Pouco ainda se sabe dos minúsculos e excêntricos animais cavernícolas. Mas essa fauna misteriosa, acreditam os cientistas, pode ser uma das chaves da compreensão de intricados processos evolutivos em condições tão extremas. Se é possível afirmar que as cavernas são as últimas fronteiras ainda não totalmente exploradas pelo homem, a chamada espeleobiologia é a porta de entrada a um labirinto rumo ao desconhecido.

Em termos biológicos, uma caverna pode ser dividida em três zonas: de entrada, de penumbra e afótica. Nessa área mais escura, a ausência de luz – e, portanto, de energia luminosa – impede a produção de fotossíntese e o crescimento de vida vegetal. Assim, o ambiente externo fica responsável por suprir toda a cadeia alimentar interior, que dependerá também de outros processos. Um deles é a ação de fungos e bactérias que sintetizam quimicamente qualquer detrito vegetal ou animal, carreado para dentro da gruta por rios, enxurradas, fezes de morcego ou mesmo pela infiltração das águas através das fraturas na rocha. Em um paradoxo sobre a codependência entre todas as formas de vida do planeta, pode-se dizer que as bactérias, seres extremamente simples, cumprem um papel fundamental na perpetuação das formas de vidas complexas da caverna. Um exemplo clássico ocorre na Azufre, no México, onde a altíssima concentração de enxofre na água impediria a sobrevivência de qualquer ser. No entanto, a existência de bactérias capazes de sintetizar compostos orgânicos com base no consumo de enxofre permitiu a formação de uma considerável população de peixes.

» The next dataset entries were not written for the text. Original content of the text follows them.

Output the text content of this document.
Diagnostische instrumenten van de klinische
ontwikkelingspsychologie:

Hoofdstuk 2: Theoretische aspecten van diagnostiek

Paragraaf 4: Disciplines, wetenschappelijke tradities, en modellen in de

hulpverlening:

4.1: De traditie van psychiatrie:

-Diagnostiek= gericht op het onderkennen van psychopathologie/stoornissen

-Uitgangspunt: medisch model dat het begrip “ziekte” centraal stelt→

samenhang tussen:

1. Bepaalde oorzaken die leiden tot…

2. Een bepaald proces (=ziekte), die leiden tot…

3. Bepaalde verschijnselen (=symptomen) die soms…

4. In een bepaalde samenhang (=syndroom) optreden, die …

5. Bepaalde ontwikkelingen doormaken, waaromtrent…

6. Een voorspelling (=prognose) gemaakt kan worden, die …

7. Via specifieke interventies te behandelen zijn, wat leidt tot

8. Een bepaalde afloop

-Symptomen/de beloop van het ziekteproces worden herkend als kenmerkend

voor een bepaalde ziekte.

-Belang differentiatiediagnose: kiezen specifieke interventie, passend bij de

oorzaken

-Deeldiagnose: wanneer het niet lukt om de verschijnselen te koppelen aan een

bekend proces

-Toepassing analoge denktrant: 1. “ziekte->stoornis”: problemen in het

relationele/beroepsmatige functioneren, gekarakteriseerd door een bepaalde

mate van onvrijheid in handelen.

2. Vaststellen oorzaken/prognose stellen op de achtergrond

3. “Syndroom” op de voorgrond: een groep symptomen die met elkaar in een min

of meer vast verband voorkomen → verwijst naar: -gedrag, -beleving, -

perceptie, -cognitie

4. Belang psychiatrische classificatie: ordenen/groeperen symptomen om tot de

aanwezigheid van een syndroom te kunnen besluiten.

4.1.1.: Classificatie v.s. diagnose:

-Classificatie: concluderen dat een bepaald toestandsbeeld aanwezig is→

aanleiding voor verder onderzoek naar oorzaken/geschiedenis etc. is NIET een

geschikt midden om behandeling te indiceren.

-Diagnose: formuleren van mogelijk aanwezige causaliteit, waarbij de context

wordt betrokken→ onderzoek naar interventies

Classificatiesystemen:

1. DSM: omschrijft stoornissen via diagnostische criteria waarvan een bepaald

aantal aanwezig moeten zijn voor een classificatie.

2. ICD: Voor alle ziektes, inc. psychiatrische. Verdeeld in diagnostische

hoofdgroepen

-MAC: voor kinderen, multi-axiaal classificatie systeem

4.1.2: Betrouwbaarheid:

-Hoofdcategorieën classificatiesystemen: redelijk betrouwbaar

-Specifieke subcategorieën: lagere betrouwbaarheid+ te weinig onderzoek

O breu da zona afótica, com suas criaturas misteriosas, é o que mais intriga os biólogos. O caminho para lá sempre apresenta dificuldades. Muitas vezes, ao seguir pelo corredor principal da caverna rumo às profundezas, os espeleólogos deparam com salões entupidos por sedimentos e blocos de rocha, trazidos por enxurradas recorrentes, bloqueando a passagem que os levaria a algum provável rio subterrâneo.

 

NG - Apenas 10% dos animais das cavernas brasileiras foram estudados até hoje, entre eles alguns pequenos crustáceos

 

Apenas 10% dos animais das cavernas brasileiras foram estudados até hoje, entre eles alguns pequenos crustáceos – Foto: Adriano Gambarini

O estudo de sedimentos carreados para o interior da terra é um promissor campo de pesquisas – a chamada geoespeleologia. O mesmo rio capaz de alagar e modificar um caminho subterrâneo também é responsável por alimentar toda uma ordem de seres vivos. São justamente esses restos de vegetais e animais arrastados que suprem os ambientes sob a superfície terrestre com matéria orgânica para garantir a vida de peixes, crustáceos e outros invertebrados aquáticos. A fauna diversificada do mundo subterrâneo não se restringe às cavernas. Recentes estudos em águas de lençóis freáticos comprovaram a existência de bichos peculiares, como a piaba Stygichthys typhlops, encontrada em um poço no interior de Minas Gerais, que apresenta características relacionadas à vida na escuridão.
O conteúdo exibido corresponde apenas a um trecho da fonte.